ACCC commissioner Liza Carver said the watchdog was “concerned that the proposed acquisition may substantially lessen competition in the supply of rail haulage services for the import and export of containerised bulk minerals in South Australia”.

Aurizon, through its subsidiary Aurizon Operations Limited, proposes to buy Flinders Logistics and its wholly-owned subsidiary Pirie Bulk under a share sale agreement.

Flinders Logistics operates a stevedoring and logistics business at Port Adelaide and at Port Pirie, while Pirie Bulk provides cargo handling services at Port Pirie.

Flinders Ports is one of South Australia’s top companies and was listed at number seven on the 2023 South Australian Business Index.

The ACCC pointed out that Aurizon – a national freight company – provides rail haulage services to and from Port Adelaide.

Specifically, the watchdog noted that Flinders Logistics operates at Berth 29 – “a critical berth at Port Adelaide for the import and export of certain mining products and mineral sands, and is the only berth in South Australia capable of handling these products”.

“The proposed acquisition would bring together Australia’s largest rail and freight operator with a key provider of stevedoring and port logistics services at Berth 29,” Carver said.

The ACCC said it was concerned that Aurizon would be responsible for the loading and unloading of all trains at Berth 29 if the acquisition goes through.

“This may provide Aurizon with the ability and incentive to limit the access of competing rail haulage providers to Berth 29,” the ACCC said.

“The ACCC is also concerned that the proposed acquisition may substantially lessen competition in the supply of stevedoring services for bulk commodities at Berth 29.”

Rival stevedores may be prevented for competing at Berth 29 as a result, said Carver.

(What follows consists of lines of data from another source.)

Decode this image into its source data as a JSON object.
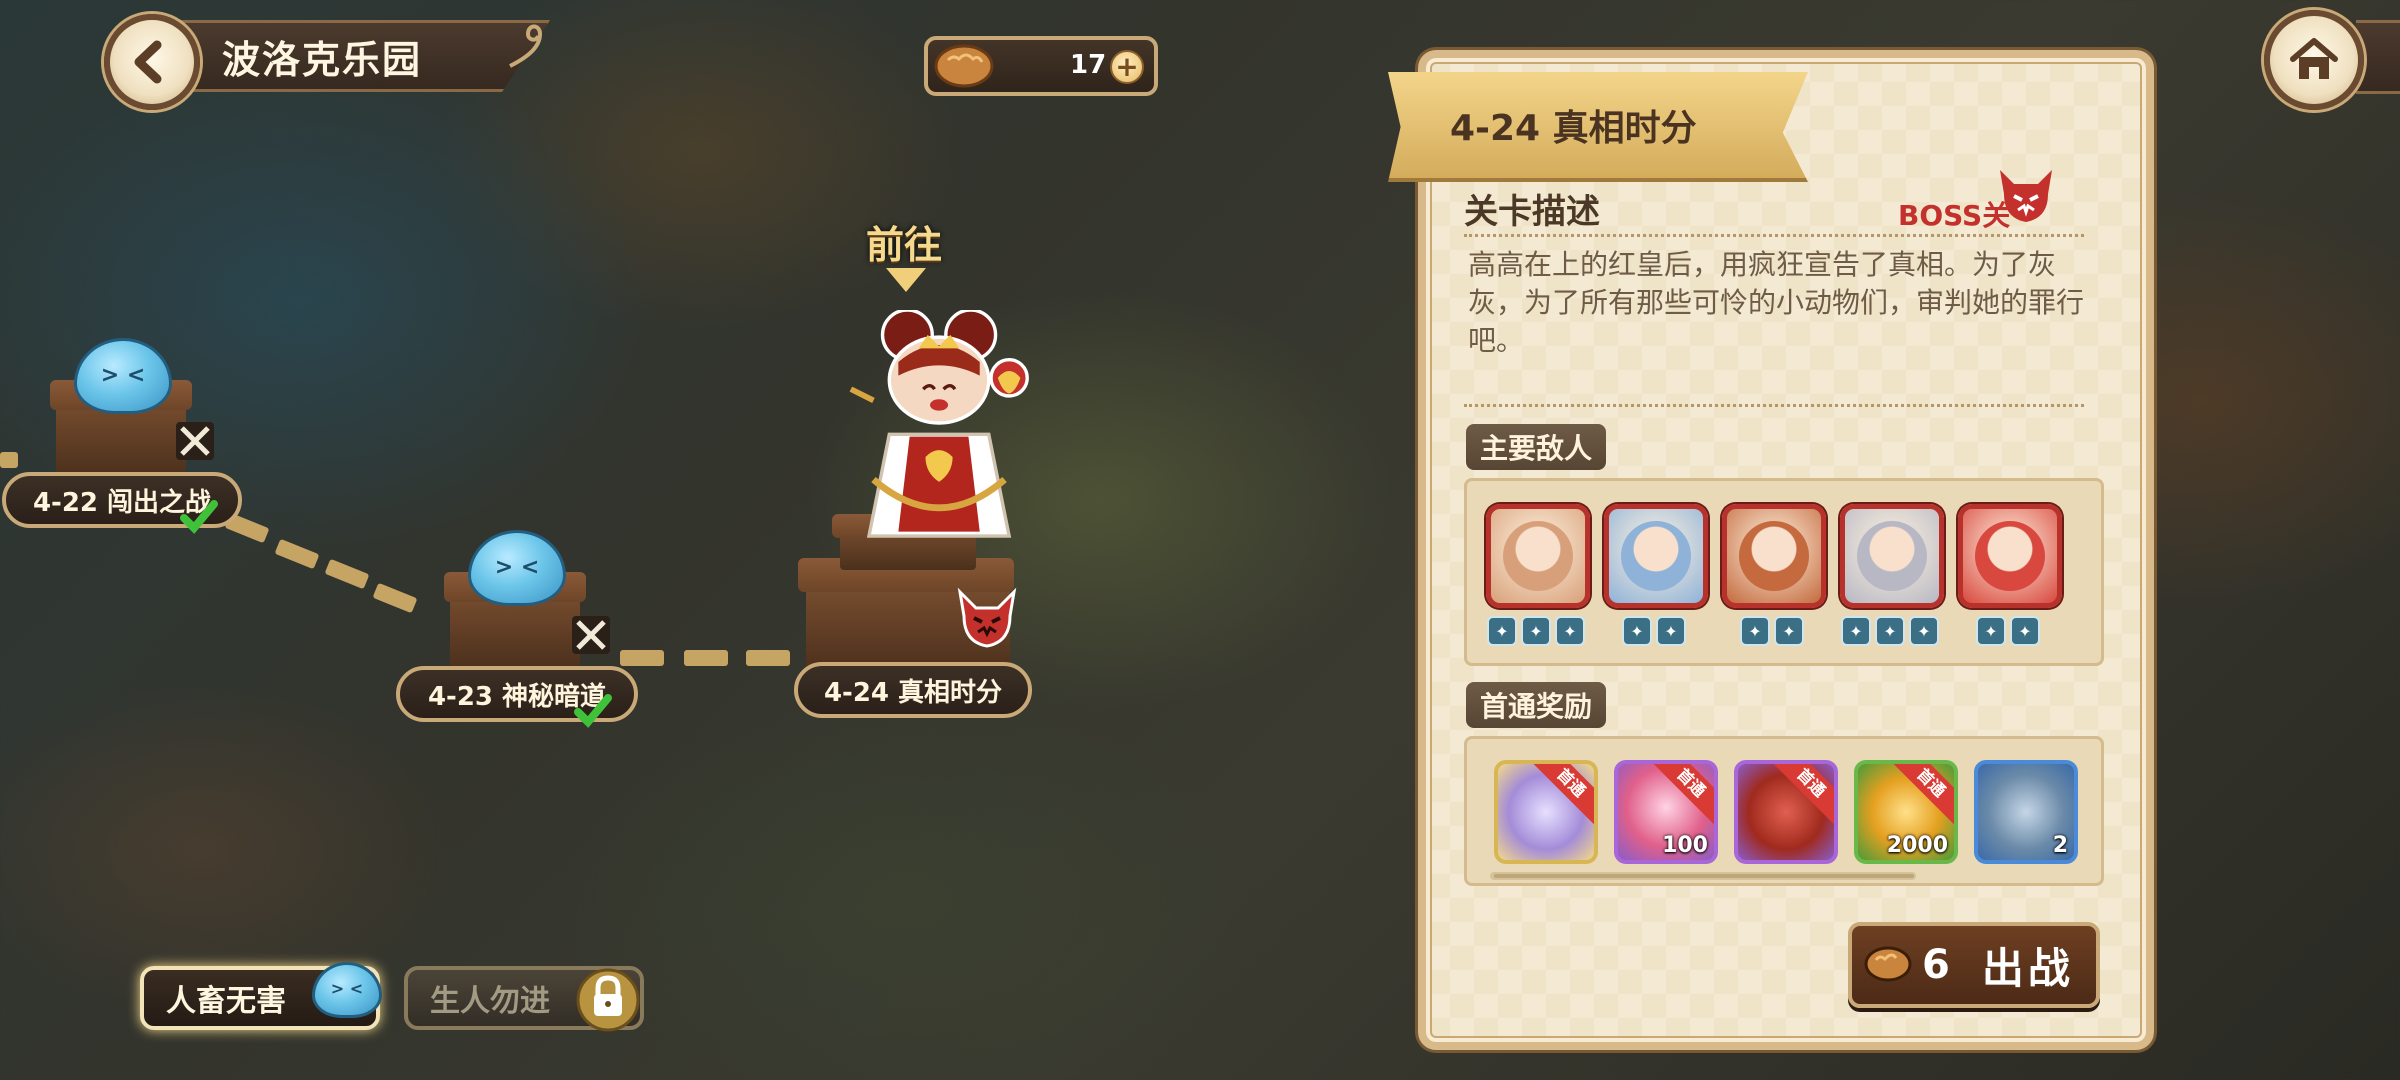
{
  "header": {
    "area_title": "波洛克乐园",
    "bread_count": "17"
  },
  "map": {
    "goto_label": "前往",
    "stages": [
      {
        "label": "4-22 闯出之战",
        "cleared": true
      },
      {
        "label": "4-23 神秘暗道",
        "cleared": true
      },
      {
        "label": "4-24 真相时分",
        "cleared": false,
        "boss": true
      }
    ]
  },
  "difficulty": {
    "active": "人畜无害",
    "locked": "生人勿进"
  },
  "panel": {
    "stage_title": "4-24 真相时分",
    "desc_title": "关卡描述",
    "boss_tag": "BOSS关",
    "description": "高高在上的红皇后，用疯狂宣告了真相。为了灰灰，为了所有那些可怜的小动物们，审判她的罪行吧。",
    "enemies_title": "主要敌人",
    "enemies": [
      {
        "name": "red-queen",
        "color": "#d8a07a",
        "badges": 3
      },
      {
        "name": "blue-mage",
        "color": "#8fb2d8",
        "badges": 2
      },
      {
        "name": "red-hood",
        "color": "#c46a3e",
        "badges": 2
      },
      {
        "name": "heart-knight",
        "color": "#b8b8c4",
        "badges": 3
      },
      {
        "name": "red-card-soldier",
        "color": "#d8483e",
        "badges": 2
      }
    ],
    "rewards_title": "首通奖励",
    "first_clear_tag": "首通",
    "rewards": [
      {
        "name": "crystal-scepter",
        "qty": "",
        "tag": true,
        "border": "#d8b654"
      },
      {
        "name": "pink-gem",
        "qty": "100",
        "tag": true,
        "border": "#a866d8"
      },
      {
        "name": "red-mask",
        "qty": "",
        "tag": true,
        "border": "#a866d8"
      },
      {
        "name": "gold-coin",
        "qty": "2000",
        "tag": true,
        "border": "#6ab84a"
      },
      {
        "name": "hammer",
        "qty": "2",
        "tag": false,
        "border": "#4a8ad8"
      }
    ],
    "battle_cost": "6",
    "battle_label": "出战"
  }
}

“Although Aurizon would not be responsible for granting stevedoring licenses, market participants have raised concerns that this acquisition may give Aurizon the ability and incentive to prevent rival stevedores from competing at Berth 29 by restricting access to critical areas, such as hardstand and storage areas,” Carver said.

Further, the potential lessening of competition in the supply of rail haulage, stevedoring or port logistics services for bulk commodities at Berth 29 is also of concern to the ACCC: “as it could result in higher prices or lower quality services for bulk cargo customers”.

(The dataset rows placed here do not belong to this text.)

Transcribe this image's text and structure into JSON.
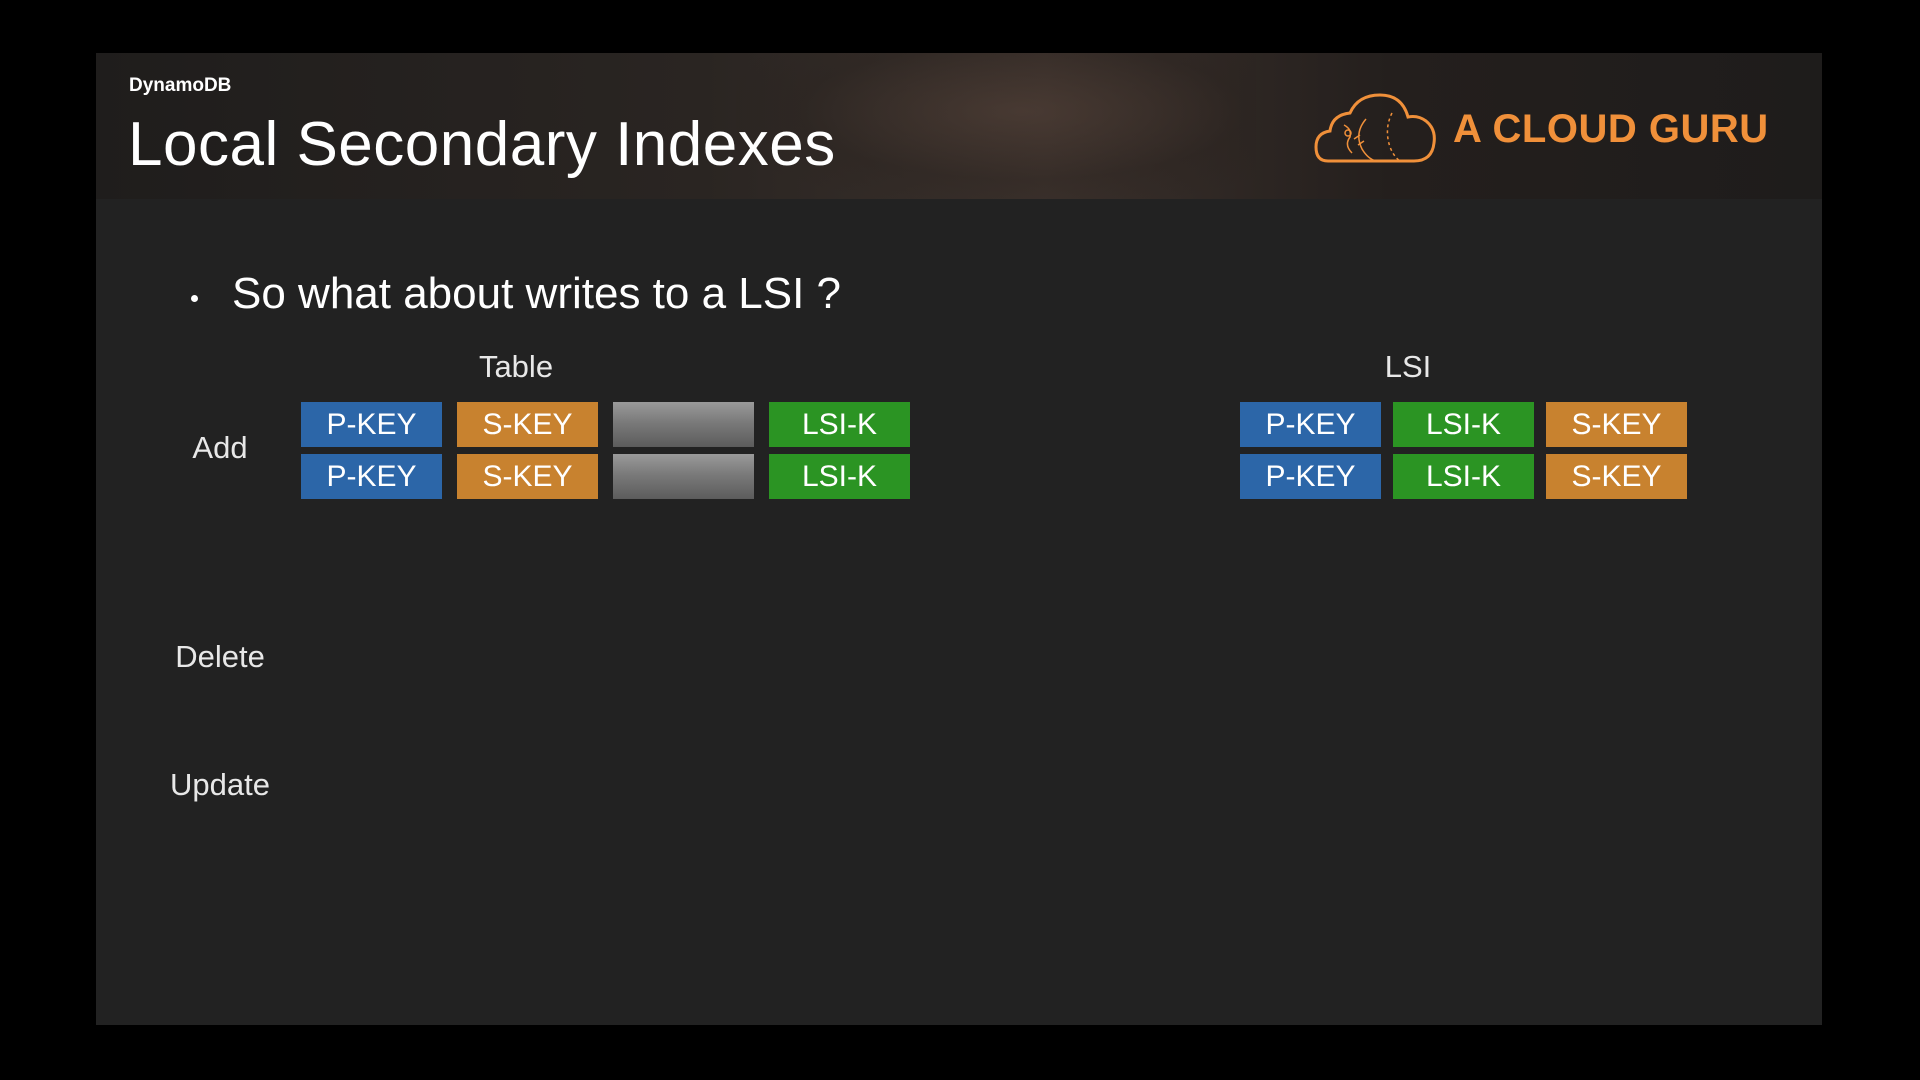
{
  "header": {
    "section": "DynamoDB",
    "title": "Local Secondary Indexes",
    "brand": "A CLOUD GURU"
  },
  "bullet": {
    "text": "So what about writes to a LSI ?"
  },
  "table_heading": "Table",
  "lsi_heading": "LSI",
  "row_labels": {
    "add": "Add",
    "delete": "Delete",
    "update": "Update"
  },
  "table_rows": [
    [
      "P-KEY",
      "S-KEY",
      "",
      "LSI-K"
    ],
    [
      "P-KEY",
      "S-KEY",
      "",
      "LSI-K"
    ]
  ],
  "lsi_rows": [
    [
      "P-KEY",
      "LSI-K",
      "S-KEY"
    ],
    [
      "P-KEY",
      "LSI-K",
      "S-KEY"
    ]
  ],
  "colors": {
    "p_key": "#2c66a8",
    "s_key": "#c8822f",
    "lsi_k": "#2b9423",
    "attribute": "#7a7a7a",
    "brand": "#f0903a"
  }
}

“Overall, we think this proposed acquisition could mean higher prices for bulk cargo customers in industries critical to the Australian economy,” Carver said.

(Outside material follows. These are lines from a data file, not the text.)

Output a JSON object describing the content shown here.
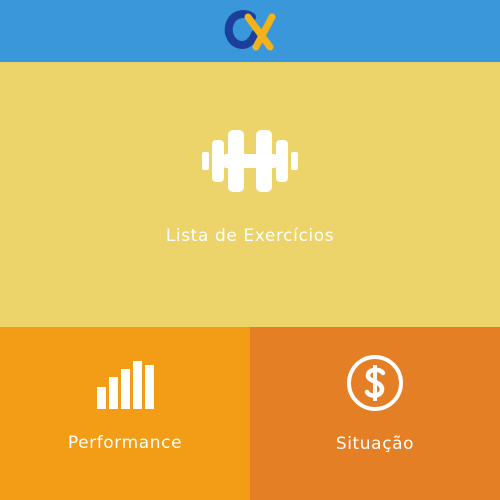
{
  "header": {
    "logo_icon": "ox-logo-icon",
    "background": "#3a97d9"
  },
  "tiles": [
    {
      "label": "Lista de Exercícios",
      "icon": "dumbbell-icon",
      "color": "#ecd36a"
    },
    {
      "label": "Performance",
      "icon": "bar-chart-icon",
      "color": "#f39c16"
    },
    {
      "label": "Situação",
      "icon": "dollar-circle-icon",
      "color": "#e47f25"
    }
  ]
}
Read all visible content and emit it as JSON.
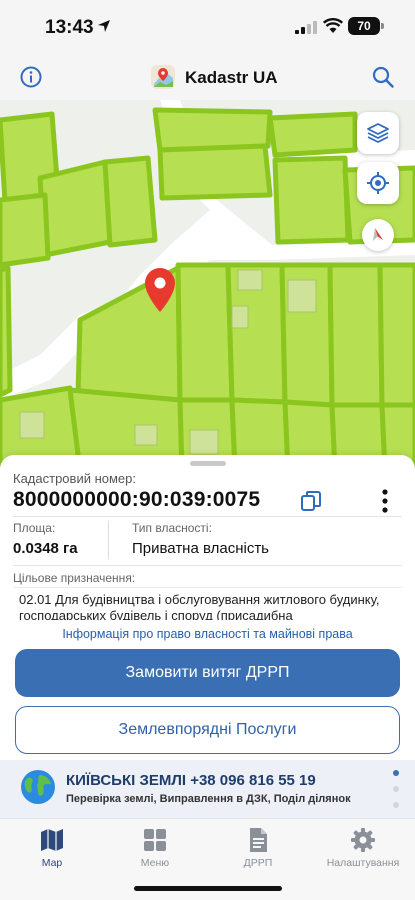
{
  "status_bar": {
    "time": "13:43",
    "battery": "70"
  },
  "header": {
    "title": "Kadastr UA"
  },
  "colors": {
    "parcel_fill": "#b6df52",
    "parcel_stroke": "#8bc61f",
    "road": "#ffffff",
    "accent": "#3b6fb3",
    "pin": "#e8392e"
  },
  "parcel": {
    "cadastral_label": "Кадастровий номер:",
    "cadastral_number": "8000000000:90:039:0075",
    "area_label": "Площа:",
    "area_value": "0.0348 га",
    "ownership_label": "Тип власності:",
    "ownership_value": "Приватна власність",
    "purpose_label": "Цільове призначення:",
    "purpose_text": "02.01 Для будівництва і обслуговування житлового будинку, господарських будівель і споруд (присадибна"
  },
  "links": {
    "rights_info": "Інформація про право власності та майнові права"
  },
  "buttons": {
    "order_extract": "Замовити витяг ДРРП",
    "land_services": "Землевпорядні Послуги"
  },
  "banner": {
    "title": "КИЇВСЬКІ ЗЕМЛІ +38 096 816 55 19",
    "subtitle": "Перевірка землі, Виправлення в ДЗК, Поділ ділянок"
  },
  "tabs": [
    {
      "label": "Мар",
      "icon": "map-icon",
      "active": true
    },
    {
      "label": "Меню",
      "icon": "grid-icon",
      "active": false
    },
    {
      "label": "ДРРП",
      "icon": "document-icon",
      "active": false
    },
    {
      "label": "Налаштування",
      "icon": "gear-icon",
      "active": false
    }
  ]
}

In a statement, Aurizon said it would “provide a response to the statement of issues by the ACCC nominated date of 25 July, 2024”.

Flinders Ports CEO Stewart Lammin said the company would “now work in conjunction with Aurizon to provide a response to the SOI by the ACCC nominated date of 25 July 2024”.

“During this period, we will work with our staff and stakeholders to provide updates as we move through the process.”

The ACCC is set to make a decision on 26 September.